I'm working on an application that will connect to various remote servers using a Web Service to retrieve some status information about those ( Windows ) machines.

It works well within a single domain where we can just use Windows Authentication and ensure that the user calling the services has the correct credentials. However if we are working across domains that is not going to work- we're going to need to store a set of credentials for a user with the requisite rights on the application side.

Is there a standard way of storing credentials for these purposes, some kind of central password store in Windows or a handy built in library to provide this kind of functionality? If not, what is the best approach to keeping the passwords on the central machine safe and make sure the remote machine credentials are available when those services need to be called?

I would expect this application to mostly be installed on one of the Windows Server operating systems- 2003 or 2008 - if that makes any difference to what is available.

2

2 Answers

4
votes

I suggest you have a look at "Windows Identity Foundation". It may be overkill for you, or the prerequisite may not match, but it's anyway worth reading as its very instructive in terms of claims based architecture with Microsoft technology.

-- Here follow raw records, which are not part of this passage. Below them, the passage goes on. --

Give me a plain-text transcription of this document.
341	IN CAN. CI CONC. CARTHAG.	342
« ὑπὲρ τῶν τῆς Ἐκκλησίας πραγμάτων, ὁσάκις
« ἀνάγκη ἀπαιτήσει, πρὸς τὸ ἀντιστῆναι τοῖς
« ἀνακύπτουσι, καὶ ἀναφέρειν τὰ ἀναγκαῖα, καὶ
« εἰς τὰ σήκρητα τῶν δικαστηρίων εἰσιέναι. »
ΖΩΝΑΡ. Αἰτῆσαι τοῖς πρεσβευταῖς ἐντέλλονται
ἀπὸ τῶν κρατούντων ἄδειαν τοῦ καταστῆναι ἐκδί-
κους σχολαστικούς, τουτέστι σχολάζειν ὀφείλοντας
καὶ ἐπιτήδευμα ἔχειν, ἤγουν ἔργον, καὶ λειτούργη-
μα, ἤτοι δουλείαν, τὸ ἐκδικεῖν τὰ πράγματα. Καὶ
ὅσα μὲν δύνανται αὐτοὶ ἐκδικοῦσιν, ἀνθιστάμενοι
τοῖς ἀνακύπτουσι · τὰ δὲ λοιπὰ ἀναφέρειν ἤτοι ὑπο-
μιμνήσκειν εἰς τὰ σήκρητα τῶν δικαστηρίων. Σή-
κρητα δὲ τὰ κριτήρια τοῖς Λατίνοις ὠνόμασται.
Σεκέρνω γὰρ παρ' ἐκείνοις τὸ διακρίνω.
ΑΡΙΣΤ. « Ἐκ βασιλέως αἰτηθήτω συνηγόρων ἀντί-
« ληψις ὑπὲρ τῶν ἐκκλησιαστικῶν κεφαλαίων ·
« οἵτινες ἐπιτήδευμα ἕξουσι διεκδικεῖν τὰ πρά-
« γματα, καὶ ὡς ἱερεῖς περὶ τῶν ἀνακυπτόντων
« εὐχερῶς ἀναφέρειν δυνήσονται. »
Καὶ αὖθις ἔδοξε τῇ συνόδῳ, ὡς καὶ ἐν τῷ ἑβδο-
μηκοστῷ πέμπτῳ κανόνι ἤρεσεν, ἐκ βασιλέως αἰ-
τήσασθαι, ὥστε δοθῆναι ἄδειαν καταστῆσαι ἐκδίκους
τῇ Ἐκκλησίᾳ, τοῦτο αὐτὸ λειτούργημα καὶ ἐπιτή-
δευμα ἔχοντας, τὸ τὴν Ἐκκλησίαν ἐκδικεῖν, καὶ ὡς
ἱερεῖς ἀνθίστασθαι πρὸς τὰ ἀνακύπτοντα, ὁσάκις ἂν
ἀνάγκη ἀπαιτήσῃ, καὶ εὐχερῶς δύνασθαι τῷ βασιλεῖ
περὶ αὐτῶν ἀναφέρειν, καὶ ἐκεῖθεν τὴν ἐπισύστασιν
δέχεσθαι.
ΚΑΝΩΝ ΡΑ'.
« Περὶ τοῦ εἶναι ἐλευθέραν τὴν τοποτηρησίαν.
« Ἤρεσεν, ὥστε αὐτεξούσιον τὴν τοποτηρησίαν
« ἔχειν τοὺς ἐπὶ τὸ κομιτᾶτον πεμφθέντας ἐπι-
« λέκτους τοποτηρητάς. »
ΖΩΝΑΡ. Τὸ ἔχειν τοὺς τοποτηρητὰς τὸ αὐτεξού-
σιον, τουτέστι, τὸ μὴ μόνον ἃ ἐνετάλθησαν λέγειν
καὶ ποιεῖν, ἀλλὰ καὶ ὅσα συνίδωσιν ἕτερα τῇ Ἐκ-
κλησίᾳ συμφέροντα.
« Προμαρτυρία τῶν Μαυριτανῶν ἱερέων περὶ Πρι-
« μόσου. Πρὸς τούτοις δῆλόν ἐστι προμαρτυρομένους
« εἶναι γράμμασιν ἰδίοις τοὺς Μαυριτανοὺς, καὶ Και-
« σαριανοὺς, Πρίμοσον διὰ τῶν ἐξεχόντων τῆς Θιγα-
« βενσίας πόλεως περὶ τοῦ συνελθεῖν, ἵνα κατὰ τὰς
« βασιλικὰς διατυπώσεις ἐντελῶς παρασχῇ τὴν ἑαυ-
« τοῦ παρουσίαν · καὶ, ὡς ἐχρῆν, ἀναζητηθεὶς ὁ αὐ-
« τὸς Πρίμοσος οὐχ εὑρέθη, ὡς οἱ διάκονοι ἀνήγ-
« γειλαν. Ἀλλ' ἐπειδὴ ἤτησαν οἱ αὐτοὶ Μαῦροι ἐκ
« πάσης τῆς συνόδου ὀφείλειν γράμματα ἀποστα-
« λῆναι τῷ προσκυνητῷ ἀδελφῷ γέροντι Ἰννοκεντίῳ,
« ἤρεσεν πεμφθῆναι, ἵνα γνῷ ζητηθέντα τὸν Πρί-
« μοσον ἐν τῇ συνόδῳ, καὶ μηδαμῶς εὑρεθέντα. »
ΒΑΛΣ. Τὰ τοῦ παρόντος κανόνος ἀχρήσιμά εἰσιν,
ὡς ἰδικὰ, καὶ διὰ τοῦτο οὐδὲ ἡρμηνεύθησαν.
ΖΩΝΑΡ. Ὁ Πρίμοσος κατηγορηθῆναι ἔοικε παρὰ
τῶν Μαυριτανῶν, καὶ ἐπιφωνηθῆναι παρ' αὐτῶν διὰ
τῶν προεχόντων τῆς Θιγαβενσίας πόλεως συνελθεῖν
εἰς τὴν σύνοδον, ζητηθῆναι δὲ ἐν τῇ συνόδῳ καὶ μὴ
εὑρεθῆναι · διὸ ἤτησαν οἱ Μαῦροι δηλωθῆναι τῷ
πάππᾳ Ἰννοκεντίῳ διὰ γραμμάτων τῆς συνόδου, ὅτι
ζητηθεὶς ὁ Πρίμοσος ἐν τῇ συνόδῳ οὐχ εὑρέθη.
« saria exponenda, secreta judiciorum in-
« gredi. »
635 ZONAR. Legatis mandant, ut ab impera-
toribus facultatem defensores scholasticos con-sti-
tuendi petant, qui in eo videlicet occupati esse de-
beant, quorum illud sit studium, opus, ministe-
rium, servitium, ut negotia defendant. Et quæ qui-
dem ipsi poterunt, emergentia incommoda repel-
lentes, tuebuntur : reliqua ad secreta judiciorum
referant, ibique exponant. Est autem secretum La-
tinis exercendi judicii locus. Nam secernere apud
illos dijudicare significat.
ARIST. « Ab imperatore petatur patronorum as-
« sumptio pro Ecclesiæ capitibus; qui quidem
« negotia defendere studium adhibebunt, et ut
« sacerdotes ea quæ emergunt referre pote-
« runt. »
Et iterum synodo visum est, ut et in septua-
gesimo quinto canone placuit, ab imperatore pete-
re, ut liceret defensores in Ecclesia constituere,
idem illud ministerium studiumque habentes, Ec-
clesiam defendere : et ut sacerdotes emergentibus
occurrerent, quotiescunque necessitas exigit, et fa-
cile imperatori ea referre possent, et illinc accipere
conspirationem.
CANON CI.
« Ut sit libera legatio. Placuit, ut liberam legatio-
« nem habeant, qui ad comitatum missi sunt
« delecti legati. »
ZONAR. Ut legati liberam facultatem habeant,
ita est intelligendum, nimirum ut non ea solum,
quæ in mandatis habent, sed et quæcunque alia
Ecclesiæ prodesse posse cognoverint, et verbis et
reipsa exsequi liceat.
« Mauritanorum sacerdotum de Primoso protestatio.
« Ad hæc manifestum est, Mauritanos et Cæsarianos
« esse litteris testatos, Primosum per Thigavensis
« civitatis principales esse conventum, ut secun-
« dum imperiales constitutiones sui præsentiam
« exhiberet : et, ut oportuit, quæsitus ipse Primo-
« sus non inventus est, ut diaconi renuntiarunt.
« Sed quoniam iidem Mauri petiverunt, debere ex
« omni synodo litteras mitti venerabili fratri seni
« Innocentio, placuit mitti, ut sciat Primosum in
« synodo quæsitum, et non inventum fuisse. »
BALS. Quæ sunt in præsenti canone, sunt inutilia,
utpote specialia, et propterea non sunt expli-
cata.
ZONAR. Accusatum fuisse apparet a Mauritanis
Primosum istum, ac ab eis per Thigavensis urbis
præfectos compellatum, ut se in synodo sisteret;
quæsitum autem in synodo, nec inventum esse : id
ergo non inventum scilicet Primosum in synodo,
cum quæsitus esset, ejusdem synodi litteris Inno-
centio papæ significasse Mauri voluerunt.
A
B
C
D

The two principal white papers for developers are:

3
votes

I assume that this is not a question of Silverlight or Flash application, those would have some special things...

I have used authentication system by Federation of Finnish Financial Services (used by all major Finnish banks). It goes like this:

Both your client and server have a secret key (or 2 keys).

You can store it e.g. to a custom place in Windows registry (which is easy with .NET and you can control the registry access). Don't hard-code the key to code, because otherwise someone could use reflection to get it. Also a custom xml-file in a folder could be dangerous, if the platform is not secure enough.

Then, we have the request, let's say WebService REST Url and there is some id:

http://myserver/MyItems/15

Now, we need to use a timestamp and an one-way hash-algorithm. There are lot of available ones like md5, SHA1, SHA512, ... (also built-in to the Microsoft .NET library). We calculate a hash-value over the id and timestamp (and maybe some other parameters).

To simplify a bit, those algorithms work like modulo-algorithm: Let's say that my id is 11, secret key is 3, then modulo 11 % 3 = 2, now the hash would be 2, and if you know the id (11) and hash (2), you can't get the secret key.

The real request would be like this:

http://myserver/MyItems/15?timestamp=20110304171900&hash=89A234BA645FD56

The service will check the hash. If some hackers would have enough time, they could guess valid requests. But the service will also check if the timestamp is ok, like between 5min past and 5min future. So you can't adjust the request because it would modify the hash.

And of course one more thing is to use the SSL protocol. Otherwise your requests could be read from a random proxy server.

I would also recommend the Windows Identity Foundation, but this is another option.